Elderflower Champagne isn’t strictly speaking Champagne, of course, as it isn’t made from grapes, for a start, and nor is it produced in the Champagne region of France. Rightly speaking, this concoction could be labelled ‘English Sparkling Wine’, but I think I prefer the name Elderflower Fizz, because really, that’s exactly what this is.
A recipe for Elderflower Fizz then, is what you’ll find below, but there’s just a few things I’d like to impart before we start:
1. don’t use glass bottles – when the pressure builds they explode like little sticky glass bombs (I will not be held responsible for any acts of terrorism in connection with this recipe, so don’t even think about blaming me).
2. Pick open, cream Elderflowers – no old, brown flowers, please.
3. Keep your eye on the plastic bottles once you’ve screwed the lids on – let a little gas out if they’re looking particularly bulbous!

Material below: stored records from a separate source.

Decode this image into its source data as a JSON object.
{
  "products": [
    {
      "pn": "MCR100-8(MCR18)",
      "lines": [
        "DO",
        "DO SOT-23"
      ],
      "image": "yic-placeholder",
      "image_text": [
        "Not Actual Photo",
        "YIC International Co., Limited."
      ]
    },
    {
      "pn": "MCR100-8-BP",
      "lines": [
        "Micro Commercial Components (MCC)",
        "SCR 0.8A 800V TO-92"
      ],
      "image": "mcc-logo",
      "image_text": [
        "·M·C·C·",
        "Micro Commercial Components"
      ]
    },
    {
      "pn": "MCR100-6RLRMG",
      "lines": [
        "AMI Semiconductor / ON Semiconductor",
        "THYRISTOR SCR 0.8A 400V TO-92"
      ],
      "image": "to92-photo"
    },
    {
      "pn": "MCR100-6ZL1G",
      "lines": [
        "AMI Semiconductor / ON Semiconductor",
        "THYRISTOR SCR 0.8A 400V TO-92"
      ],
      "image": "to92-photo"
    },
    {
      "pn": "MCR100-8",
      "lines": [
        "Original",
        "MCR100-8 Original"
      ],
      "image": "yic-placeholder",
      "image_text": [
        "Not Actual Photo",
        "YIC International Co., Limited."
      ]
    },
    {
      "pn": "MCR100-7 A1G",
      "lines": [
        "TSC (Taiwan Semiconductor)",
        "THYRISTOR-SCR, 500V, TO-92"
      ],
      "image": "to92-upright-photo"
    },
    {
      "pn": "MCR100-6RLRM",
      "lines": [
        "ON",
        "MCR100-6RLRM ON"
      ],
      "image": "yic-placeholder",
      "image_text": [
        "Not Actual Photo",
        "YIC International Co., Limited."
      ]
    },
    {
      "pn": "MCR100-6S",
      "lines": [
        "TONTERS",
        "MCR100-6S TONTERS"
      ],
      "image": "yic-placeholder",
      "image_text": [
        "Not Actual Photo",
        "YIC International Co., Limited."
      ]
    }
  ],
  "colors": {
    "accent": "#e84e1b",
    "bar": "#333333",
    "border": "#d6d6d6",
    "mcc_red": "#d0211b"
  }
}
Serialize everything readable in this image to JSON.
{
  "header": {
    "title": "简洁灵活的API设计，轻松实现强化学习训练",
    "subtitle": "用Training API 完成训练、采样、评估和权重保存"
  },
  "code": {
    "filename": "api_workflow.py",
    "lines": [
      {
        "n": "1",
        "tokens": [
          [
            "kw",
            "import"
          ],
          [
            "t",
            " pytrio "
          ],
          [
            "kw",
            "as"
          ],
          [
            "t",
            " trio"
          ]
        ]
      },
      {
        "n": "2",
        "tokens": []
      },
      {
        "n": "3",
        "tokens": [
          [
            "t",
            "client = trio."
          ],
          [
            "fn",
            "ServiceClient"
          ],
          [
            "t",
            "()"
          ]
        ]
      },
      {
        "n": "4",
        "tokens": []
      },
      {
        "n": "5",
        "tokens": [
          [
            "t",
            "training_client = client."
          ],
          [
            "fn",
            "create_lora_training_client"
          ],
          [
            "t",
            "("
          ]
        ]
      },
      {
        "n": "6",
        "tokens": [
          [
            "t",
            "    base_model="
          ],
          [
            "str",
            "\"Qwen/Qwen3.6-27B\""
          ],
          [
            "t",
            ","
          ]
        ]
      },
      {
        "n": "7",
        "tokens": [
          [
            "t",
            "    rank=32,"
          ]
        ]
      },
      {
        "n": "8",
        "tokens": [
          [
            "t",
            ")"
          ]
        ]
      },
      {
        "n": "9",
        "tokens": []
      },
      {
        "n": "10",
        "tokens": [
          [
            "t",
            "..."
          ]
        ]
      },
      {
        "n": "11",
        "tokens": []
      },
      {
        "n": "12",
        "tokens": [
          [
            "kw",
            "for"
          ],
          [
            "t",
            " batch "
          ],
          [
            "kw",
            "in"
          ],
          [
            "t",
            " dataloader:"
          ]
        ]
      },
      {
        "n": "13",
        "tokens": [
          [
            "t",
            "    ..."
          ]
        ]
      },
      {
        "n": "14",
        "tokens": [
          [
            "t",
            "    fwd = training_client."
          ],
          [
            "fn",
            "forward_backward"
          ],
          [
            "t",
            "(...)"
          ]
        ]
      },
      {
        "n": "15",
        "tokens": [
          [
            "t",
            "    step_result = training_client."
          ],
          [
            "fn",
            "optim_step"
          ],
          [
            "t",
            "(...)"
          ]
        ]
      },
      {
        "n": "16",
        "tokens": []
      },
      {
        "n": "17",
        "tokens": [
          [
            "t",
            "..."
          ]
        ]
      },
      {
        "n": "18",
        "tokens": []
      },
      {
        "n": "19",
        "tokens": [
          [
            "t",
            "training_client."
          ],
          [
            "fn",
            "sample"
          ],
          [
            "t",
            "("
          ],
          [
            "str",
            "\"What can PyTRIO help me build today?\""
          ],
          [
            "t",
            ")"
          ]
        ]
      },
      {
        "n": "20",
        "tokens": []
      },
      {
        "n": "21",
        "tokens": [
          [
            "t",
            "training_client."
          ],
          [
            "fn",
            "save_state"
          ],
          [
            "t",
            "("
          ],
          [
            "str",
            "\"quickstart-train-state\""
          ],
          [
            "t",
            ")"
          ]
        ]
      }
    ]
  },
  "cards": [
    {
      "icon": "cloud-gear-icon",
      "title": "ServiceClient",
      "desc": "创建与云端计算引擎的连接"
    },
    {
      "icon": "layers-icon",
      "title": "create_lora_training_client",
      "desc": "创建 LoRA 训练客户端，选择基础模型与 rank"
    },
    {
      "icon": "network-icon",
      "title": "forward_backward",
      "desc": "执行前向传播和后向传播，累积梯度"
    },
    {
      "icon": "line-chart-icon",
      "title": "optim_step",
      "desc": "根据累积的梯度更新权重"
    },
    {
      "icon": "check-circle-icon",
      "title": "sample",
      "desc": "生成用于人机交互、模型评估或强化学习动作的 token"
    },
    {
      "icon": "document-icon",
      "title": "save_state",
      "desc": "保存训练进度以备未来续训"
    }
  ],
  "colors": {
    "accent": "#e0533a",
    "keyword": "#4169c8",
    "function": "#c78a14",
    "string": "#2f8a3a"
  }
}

Call them wine farts, if you like.
And a last note: My Elderflower Fizz is
a work in progress (I’m up to day 7), but I promise to come back and update you all on its sublime taste (I can only hope) when it’s complete. SUBLIME! After three weeks it’s fizzy, delicate, not too sweet and tastes of lychee and lemons.
Elderflower FizzIngredients: Water (4 litres) Elderflowers (6-8 heads) Lemons (2 washed) Sugar (750 grams) Cider Vinegar (2 tbsp) Yeast (you will only need this if your wine doesn’t start to produce bubbles after a week) Equipment: A fork 2 large pans / bowls – one with a lid, or something to cover it with (clingfilm is fine) Muslin / cotton 2 plastic pop bottles with lids (sterilise before use) or a sieve
1. Pour all of the water in to the large pan.
2. Shake the Elderflower heads over the sink to remove any bugs and then using a fork remove the flowers from their stem.
3. Add the flowers to the pan.
4. Then wash and slice two lemons (peel and all) and add these to the water too.
5. Cover the pan and leave for 24 hours.
6. Strain the liquid, Elderflowers and lemon through a piece of muslin, or a sieve, in to another pan, or large bowl.
7. Add the sugar and cider vinegar and stir, for around five minutes until the sugar has dissolved.
8. Pour the mixture carefully in to sterilised pop bottles leaving about a sixth of the bottle empty. Before screwing on the lid squeeze the bottle so that as the gas begins to build pressure the bottles have room to expand without bursting.
9. Screw the lids on the bottles and leave for a week.
10. After a week check to see if small bubbles are beginning to form (if not you will need to add a pinch of yeast to each bottle to begin fermentation). At this point keep your eye on the fizz and release a little gas if the bottles become too bulbous.
11. After two weeks the bubbles should have slowed and once they have stopped you can refrigerate your Fizz and get ready to serve.
The longer the Elderflower Fizz is left the drier and the more fizzy it becomes. It’ll last around a year – just in time for next year’s batch.
Note: this recipe creates two pop bottles worth of fizz – which is all I wanted since this was a trial – but you can of course double, treble, quadruple… the ingredients to make as much as your piggy heart intends.
Finally, the alcohol content is low, so you’ll have to drink plenty to induce a little squiffiness. Enjoy!